When you grab your cat’s paw, you take away their best defense—their claws. They don’t like feeling vulnerable, even if they know they’re safe in your arms. Touching your cat’s paws makes them feel trapped, and it causes them a great deal of distress.
They’re “remembering” past experiences.
What cats can and cannot remember will depend on a number of factors. (You can read more about that here.) They do not have the mental capabilities to remember specific details about specific events. What they can do, however, is associate past experiences with strong emotions.
If you once tried to trim your cat’s nails, and it turned into a traumatic experience, you can be sure your cat won’t forget. They can’t think back and recall what day it was, what color shirt you were wearing, or exactly what happened, but they clearly remember the fear, pain, and stress.
Your cat linked those strong emotions with the physical act of you holding their paw.
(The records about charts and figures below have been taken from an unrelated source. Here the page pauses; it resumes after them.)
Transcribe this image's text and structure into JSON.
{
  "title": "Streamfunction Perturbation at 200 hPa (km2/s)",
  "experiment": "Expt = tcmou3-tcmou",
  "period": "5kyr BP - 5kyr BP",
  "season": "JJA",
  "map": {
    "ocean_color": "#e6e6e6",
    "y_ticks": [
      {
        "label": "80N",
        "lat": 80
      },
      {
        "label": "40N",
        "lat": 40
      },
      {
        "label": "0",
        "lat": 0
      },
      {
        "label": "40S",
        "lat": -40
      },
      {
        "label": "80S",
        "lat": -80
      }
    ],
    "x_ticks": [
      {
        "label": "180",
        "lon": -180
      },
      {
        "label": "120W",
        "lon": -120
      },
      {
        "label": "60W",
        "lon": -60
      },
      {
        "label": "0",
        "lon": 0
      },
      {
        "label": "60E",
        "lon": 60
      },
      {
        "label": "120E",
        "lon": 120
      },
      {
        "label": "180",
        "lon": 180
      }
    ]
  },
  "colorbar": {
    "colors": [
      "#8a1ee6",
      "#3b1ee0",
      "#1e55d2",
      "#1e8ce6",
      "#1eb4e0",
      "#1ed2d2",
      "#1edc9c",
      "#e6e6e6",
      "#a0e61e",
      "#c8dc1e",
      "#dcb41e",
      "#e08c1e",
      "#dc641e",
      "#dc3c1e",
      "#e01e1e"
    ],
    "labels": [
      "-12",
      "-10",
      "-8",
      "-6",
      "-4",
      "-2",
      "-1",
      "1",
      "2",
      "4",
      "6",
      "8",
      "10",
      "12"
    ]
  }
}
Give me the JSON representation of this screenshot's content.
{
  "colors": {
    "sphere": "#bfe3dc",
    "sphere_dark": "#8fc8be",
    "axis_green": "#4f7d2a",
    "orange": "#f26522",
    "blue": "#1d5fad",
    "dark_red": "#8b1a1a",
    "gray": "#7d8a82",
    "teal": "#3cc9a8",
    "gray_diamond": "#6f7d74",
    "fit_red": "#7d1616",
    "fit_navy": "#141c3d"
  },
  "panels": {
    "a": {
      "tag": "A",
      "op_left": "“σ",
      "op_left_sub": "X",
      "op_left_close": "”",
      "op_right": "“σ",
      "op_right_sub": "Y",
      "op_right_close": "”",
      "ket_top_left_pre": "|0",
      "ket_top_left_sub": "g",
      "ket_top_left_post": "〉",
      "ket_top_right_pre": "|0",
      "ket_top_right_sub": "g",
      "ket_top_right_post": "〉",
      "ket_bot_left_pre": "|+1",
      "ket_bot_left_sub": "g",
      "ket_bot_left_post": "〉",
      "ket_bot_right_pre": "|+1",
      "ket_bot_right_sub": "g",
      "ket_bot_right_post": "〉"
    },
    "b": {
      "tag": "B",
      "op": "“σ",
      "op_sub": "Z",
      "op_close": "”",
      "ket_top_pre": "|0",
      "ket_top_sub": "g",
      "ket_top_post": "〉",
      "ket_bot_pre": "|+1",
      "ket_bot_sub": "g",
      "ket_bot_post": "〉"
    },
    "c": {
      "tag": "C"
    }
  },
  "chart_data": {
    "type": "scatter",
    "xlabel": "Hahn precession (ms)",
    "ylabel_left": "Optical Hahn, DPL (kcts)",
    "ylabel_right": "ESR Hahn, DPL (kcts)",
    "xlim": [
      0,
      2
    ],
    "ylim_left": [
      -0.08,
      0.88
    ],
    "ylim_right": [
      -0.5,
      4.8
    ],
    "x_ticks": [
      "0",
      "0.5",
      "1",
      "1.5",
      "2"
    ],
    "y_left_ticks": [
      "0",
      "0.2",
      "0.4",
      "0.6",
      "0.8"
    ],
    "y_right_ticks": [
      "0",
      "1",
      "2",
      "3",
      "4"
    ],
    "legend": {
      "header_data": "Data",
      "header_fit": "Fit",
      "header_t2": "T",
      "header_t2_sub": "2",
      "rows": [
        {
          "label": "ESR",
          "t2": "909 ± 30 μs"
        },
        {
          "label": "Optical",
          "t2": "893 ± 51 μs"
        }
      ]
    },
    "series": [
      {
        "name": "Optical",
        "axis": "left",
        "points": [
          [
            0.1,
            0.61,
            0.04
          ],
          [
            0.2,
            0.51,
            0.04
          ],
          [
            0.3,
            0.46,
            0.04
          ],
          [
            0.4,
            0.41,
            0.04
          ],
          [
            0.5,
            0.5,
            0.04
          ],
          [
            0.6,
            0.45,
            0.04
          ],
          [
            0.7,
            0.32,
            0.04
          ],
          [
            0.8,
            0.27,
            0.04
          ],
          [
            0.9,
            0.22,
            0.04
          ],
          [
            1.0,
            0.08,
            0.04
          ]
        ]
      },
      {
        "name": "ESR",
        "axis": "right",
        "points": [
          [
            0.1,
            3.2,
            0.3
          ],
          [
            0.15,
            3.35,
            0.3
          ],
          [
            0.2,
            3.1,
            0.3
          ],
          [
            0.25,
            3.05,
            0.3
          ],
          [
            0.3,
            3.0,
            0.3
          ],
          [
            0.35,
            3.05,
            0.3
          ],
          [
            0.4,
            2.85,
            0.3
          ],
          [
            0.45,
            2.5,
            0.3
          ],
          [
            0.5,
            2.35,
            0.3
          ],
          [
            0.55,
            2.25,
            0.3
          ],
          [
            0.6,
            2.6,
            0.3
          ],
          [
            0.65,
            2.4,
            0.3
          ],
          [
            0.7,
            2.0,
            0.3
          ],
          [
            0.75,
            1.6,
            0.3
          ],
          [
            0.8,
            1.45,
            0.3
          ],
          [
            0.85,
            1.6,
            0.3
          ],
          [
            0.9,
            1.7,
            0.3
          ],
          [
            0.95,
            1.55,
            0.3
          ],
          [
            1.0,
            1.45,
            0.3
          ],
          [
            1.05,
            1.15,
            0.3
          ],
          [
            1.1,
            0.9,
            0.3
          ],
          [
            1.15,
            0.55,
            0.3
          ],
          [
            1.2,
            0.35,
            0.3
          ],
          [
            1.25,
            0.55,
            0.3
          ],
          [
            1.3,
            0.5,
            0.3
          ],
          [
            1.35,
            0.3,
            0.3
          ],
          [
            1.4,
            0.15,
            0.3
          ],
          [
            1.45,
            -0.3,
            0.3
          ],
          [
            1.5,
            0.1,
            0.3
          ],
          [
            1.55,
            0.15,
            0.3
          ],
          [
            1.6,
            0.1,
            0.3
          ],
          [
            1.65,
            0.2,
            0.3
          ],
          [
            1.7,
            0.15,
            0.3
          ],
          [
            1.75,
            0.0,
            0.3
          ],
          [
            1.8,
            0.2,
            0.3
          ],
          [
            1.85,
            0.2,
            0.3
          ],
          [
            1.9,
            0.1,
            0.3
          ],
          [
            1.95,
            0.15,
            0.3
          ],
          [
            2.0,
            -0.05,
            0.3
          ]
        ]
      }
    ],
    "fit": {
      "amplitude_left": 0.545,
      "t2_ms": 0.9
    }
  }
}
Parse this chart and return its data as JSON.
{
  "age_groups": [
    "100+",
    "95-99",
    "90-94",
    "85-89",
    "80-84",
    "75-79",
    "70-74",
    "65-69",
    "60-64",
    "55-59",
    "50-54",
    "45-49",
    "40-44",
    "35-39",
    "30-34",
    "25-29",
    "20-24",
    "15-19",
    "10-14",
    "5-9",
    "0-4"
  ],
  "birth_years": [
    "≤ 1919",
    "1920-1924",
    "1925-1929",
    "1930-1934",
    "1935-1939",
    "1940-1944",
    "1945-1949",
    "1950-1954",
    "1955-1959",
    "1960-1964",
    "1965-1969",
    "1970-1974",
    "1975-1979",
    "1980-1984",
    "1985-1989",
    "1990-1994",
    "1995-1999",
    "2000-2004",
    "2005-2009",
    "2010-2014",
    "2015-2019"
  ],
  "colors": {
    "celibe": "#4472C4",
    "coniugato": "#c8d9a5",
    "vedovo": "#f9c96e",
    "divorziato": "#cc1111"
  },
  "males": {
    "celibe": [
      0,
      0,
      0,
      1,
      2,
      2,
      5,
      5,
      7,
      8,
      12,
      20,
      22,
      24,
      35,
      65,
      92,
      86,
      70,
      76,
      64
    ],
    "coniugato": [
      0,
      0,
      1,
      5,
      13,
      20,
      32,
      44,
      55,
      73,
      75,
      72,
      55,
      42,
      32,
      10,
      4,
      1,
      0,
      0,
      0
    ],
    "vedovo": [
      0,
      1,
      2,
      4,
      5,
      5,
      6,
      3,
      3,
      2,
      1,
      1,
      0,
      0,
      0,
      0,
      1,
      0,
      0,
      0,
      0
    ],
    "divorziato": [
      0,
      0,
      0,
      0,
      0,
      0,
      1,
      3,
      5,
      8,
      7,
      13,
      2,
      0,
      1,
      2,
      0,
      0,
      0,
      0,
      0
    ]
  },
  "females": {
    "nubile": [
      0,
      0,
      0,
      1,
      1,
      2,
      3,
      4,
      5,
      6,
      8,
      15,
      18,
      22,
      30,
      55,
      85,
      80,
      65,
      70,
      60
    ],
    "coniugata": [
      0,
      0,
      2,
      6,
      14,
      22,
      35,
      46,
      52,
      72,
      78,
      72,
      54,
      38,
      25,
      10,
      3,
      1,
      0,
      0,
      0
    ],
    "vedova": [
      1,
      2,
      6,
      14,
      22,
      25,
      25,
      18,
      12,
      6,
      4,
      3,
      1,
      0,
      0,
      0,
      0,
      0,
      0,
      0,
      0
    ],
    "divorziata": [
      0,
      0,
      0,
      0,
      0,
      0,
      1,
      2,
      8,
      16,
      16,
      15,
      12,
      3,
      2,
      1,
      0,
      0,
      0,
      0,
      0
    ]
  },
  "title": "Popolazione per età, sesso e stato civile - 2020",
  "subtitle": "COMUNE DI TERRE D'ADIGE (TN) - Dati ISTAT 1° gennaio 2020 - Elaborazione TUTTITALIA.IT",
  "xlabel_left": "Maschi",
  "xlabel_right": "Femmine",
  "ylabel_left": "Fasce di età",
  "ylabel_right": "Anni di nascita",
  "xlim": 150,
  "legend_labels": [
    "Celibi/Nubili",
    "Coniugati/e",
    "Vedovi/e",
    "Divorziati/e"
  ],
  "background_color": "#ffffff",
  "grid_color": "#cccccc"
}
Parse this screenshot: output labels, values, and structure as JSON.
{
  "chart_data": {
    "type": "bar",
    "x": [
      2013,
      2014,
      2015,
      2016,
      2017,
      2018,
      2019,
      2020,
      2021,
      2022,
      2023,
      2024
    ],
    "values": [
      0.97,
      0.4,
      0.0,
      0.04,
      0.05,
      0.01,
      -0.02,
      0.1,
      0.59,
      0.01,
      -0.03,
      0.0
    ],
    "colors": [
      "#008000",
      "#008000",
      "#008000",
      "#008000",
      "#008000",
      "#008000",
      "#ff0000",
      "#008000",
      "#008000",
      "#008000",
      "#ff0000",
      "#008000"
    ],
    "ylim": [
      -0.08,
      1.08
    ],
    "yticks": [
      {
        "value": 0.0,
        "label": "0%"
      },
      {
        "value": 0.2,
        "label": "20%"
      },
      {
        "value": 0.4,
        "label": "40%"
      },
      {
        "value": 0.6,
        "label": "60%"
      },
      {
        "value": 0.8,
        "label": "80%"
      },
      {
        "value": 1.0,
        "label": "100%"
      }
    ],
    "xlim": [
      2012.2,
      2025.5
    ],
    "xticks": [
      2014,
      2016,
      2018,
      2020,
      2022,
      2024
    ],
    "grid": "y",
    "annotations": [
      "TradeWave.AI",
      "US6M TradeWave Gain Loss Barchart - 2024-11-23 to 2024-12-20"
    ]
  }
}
And because cats are smart, they aren’t interested in reliving that scary situation. They don’t like when you touch their paws, because past experiences taught them it leads to bad things. And cats which have been declawed can especially not like having their paws touched.
Paw Handling Tips
As much as we want to make our cats happy, there are times when we can’t avoid touching their paws. Most cats need their nails trimmed, and they sometimes need help keeping those paw pads clean. And if your cat hurts their paw, you need to touch in order to help.
When you have no choice but to touch your cat’s paws, follow these tips.
- Only attempt paw care when your cat is calm and relaxed.
- Try petting them in their favorite spot with one hand while your other does whatever you need to do.
- Offer yummy treats as positive reinforcement.
- Be as gentle as possible.
- Enlist professional grooming/veterinary help if your cat gets too stressed with paw care.